Typically, the term “body count” is meant to represent how many people you’ve been sexually active with, but societal ideas about what sex is, what “counts” as sex, and who has sex has kind of muddied the water a bit. Our society puts a large emphasis on penetrative sex between someone with a penis and someone with a vagina, when that’s not everyone’s definition of sex! Sex comes in all different forms, and some people find keeping track of their body count helpful and necessary, while others don’t, and either is fine. Some people also think that, because they’ve experienced sexual assault, that that experience counts toward their “body count”, which doesn’t have to be true if you don’t want it to be. Body count can mean anything you want it to mean, realistically. In the end, it’s just a tool that our heteronormative and patriarchal society uses to uplift cisgender, heterosexual men and to add to the shame that LGBT+ people and women already experience. If body count is something that is important to you, then so be it! But it’s important nonetheless to remember that there’s a history behind the term and that the term itself has evolved into a more ambiguous concept.

What is the definition of being sexually active? Is it penetrative sex?

The definition is somewhat subjective, and completely depends on who you ask, but I’ll give you a few different ways to think about what being sexually active really means.

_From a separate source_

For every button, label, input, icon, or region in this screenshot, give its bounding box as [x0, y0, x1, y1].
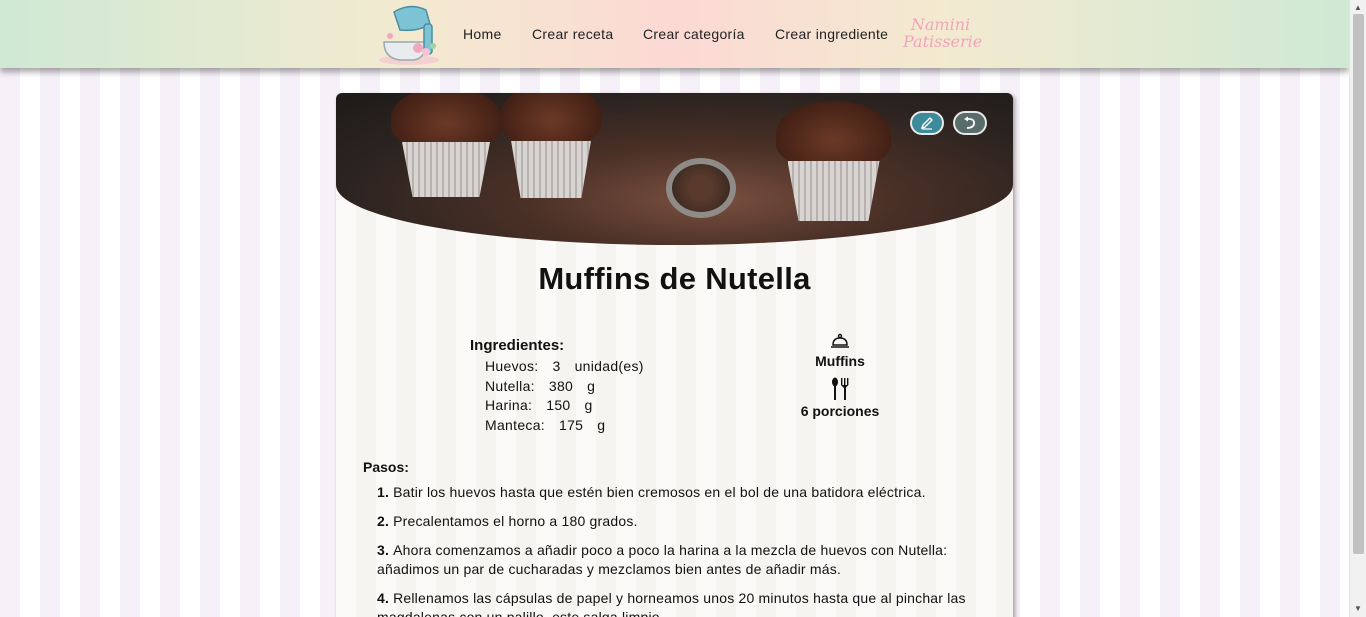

In the context of the medical field, the typical definition is “any sexual activity that can transmit sexually transmitted infections (STIs) or get someone pregnant.” Now, depending on who you’re sexually attracted to and what type of sex you have, you can understand why this definition might not be all-encompassing! In general, being sexually active means consistently having or seeking out sex, whatever sex means to you. If that means penetrative sex, then yes! If that means solely oral sex, or fingering, or mutual masturbation, or anything in between, then that’s the definition that fits you and your sex life! It is important to remember, though, that if you’re in a healthcare appointment and they ask if you are sexually active, that usually means they are asking if you’re having a type of sex that could potentially put you at risk for STIs or pregnancy, or both.

Should I get an IUD if I’m not having sex regularly?

This is completely up to you. IUD stands for Intrauterine Device; it is a form of birth control that gets inserted into a person’s uterus by a medical provider. When trying to make this decision for yourself, you should remember that there are two different types of IUD, and they differ depending on your reasons for wanting to start using one and your possible concerns about birth control in general. Both types have the same shape (kind of like the Aries symbol, if you’re into astrology), which works to physically block sperm from entering the fallopian tubes and fertilizing the egg(s), but each separate type works in its own way to prevent pregnancy. The first type is the hormonal IUD, which comes in three sizes (because uterus size varies from person to person!), and dispenses hormones to prevent pregnancy. All hormonal types of birth control work because they thicken the cervical mucus, thin the lining of the uterus, or prevent ovulation altogether. The other type is the copper IUD, which does not use hormones, and instead relies on copper wire to neutralize sperm as it enters the uterus.

Some people find the hormonal IUD more suited to their needs, as it releases hormones directly into the body in the area it is affecting, and can stay in for up to seven years. Others prefer a non-hormonal option, so they opt for the copper IUD, which can stay in up to twelve years and be used as a method of emergency contraception as well.

As for if you should get one if you’re not having sex regularly, the IUD is a good long-term option for people who don’t want to get pregnant for at least a few years, and is a good option if you don’t want to have to think about taking birth control or remembering to do anything. Just because you might not be having sex regularly, that doesn’t mean that there aren’t other benefits to birth control! Hormonal birth control can ease period symptoms, such as cramps, heavy flow, or long periods, and could even stop your period altogether. All in all, I can’t make the decision for you, I can only give you the necessary information to consider, but if you want long-term protection that you don’t have to think about, the IUD might be a good option for you!